I'm not much of a TV person. I have the same theory regarding new shows as I do drugs: they’re not especially helpful and I get on just fine without them, so why risk any addiction? But thanks to the advice of Sortarunnerguy, I gave this one a shot and really liked it. Matthew Perry, Bradley Whitford and Amanda Peet have great chemisty. Aaron Sorkin writes so beautifully Sorkin. Sure, it peaked early, it wandered as of late, but even mediocre Sorkin is good TV.
Now if Scrubs wraps this year, I’ll be back to take another vote. And you’ll get worse than a head smack if I lose my weekly dose of Braff.
Tuesday, February 20, 2007
Saturday, February 17, 2007
What I Know
I spent my early twenties regurgitating the happy-hour wisdom I once received: that while your twenties are spent thinking you know it all, thirty shows you that you don’t know anything. For some reason, I found comfort in that; it seemed a defense against any stupid decisions I'd make in my twenties, knowing that thirty would be the ultimate do-over. Now here I am, mere months from my thirtieth birthday, and only now do I really understand that little theory.
I’d like to create an addendum, though: not only does turning thirty make one realize that they don’t know what they’re doing, it makes one realize that no one knows what they’re doing. Even worse.
As ridiculous as it sounds, I unconsciously assumed there was a super-secret grown-up club and one day I would get a manual, learn the handshake and get the decoder ring. In the manual would be a long series of “if-then” statements dictating what to do in any given situation, from how to fix a refrigerator to when to leave a relationship; it would include the code to turn off bad habits like procrastination or messiness; it would include the secret to that smooth hair all women but me seem to have. As children, we assume adults have it together and a supreme order reigns. Now I look around thinking, you've got to be kididng, we're all just winging it.
So no manual exists; instead we’re flawed creatures making flawed decisions, creating a very messy world full of loose ends. It seems we’re very much the children we once were, only making much bigger decisions. As a kid, I imagined I'd live my adult life with absolute certainty, like all adults presumably did. Back then, when I felt overwhelmed I wrote little lists titled, “What I Know.” Underneath I'd list everything I was sure of, no matter how minor, and it made me feel better. So what do I list when I don’t know what I know?
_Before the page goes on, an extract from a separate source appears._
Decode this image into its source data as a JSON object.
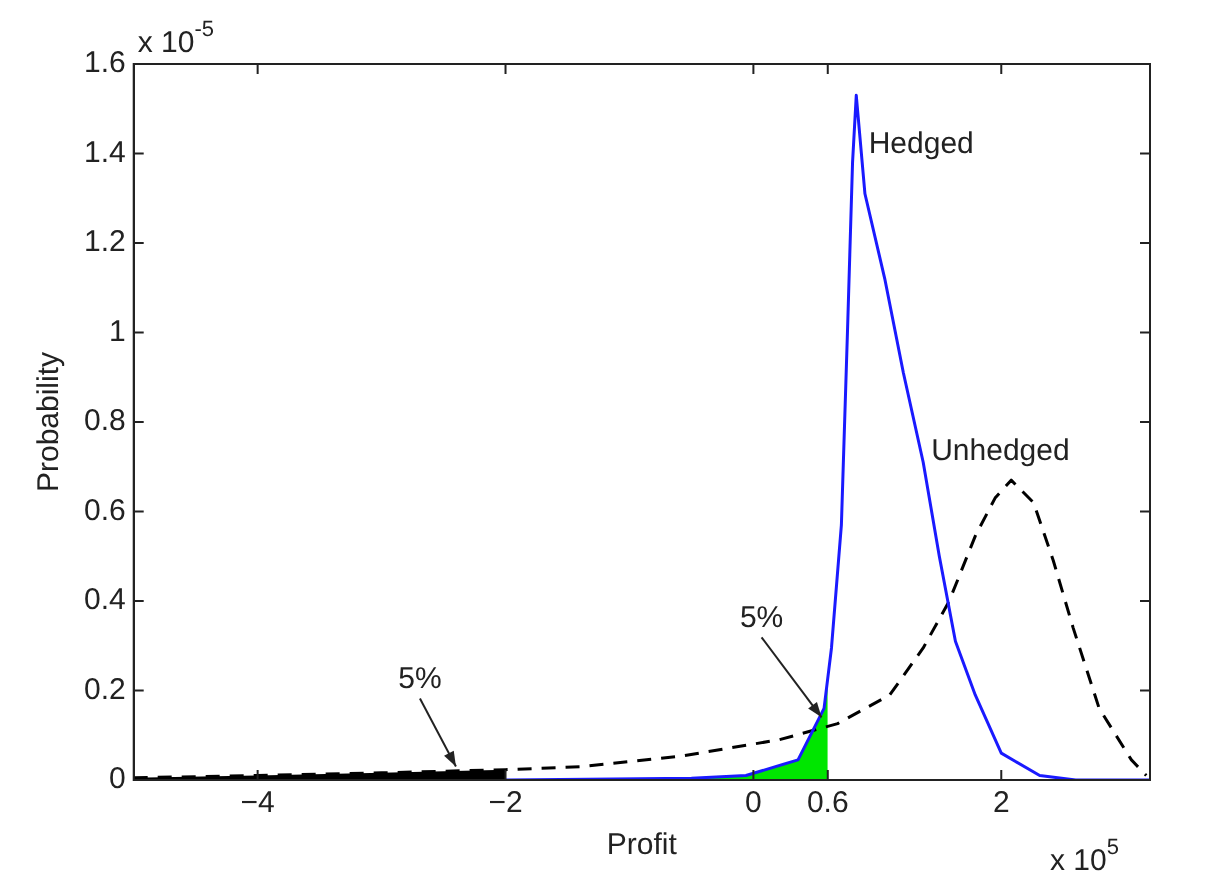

Last night, my professor recalled a quote that the opposite of faith isn't doubt; the opposite of faith is certainty. I realized that the people I've grown to trust aren't the ones claiming to have the answers, but ones who can admit uncertainty yet decisively live their lives and pursue their truth anyway. Never did I think of that as faith, yet now I can't think of it as anything else.
Something trivial happened this week offering symbolic hope: the refrigerator broke. Jimmy and I have many talents, but home appliance repair is not among them. Although we didn’t have the super-secret grown-up manual to consult, we did have the fridge manual. With the help of that, Google and a good guess, we figured it out. We fixed a refrigerator. So on the eve of turning thirty, my new, pared-down “What I Know” list looks like this: I know I have a great partner in Jimmy; I know I have a brain, a heart, and good intentions; I know I'll never know it all. I’ll just rely on faith and figure the rest out as I go.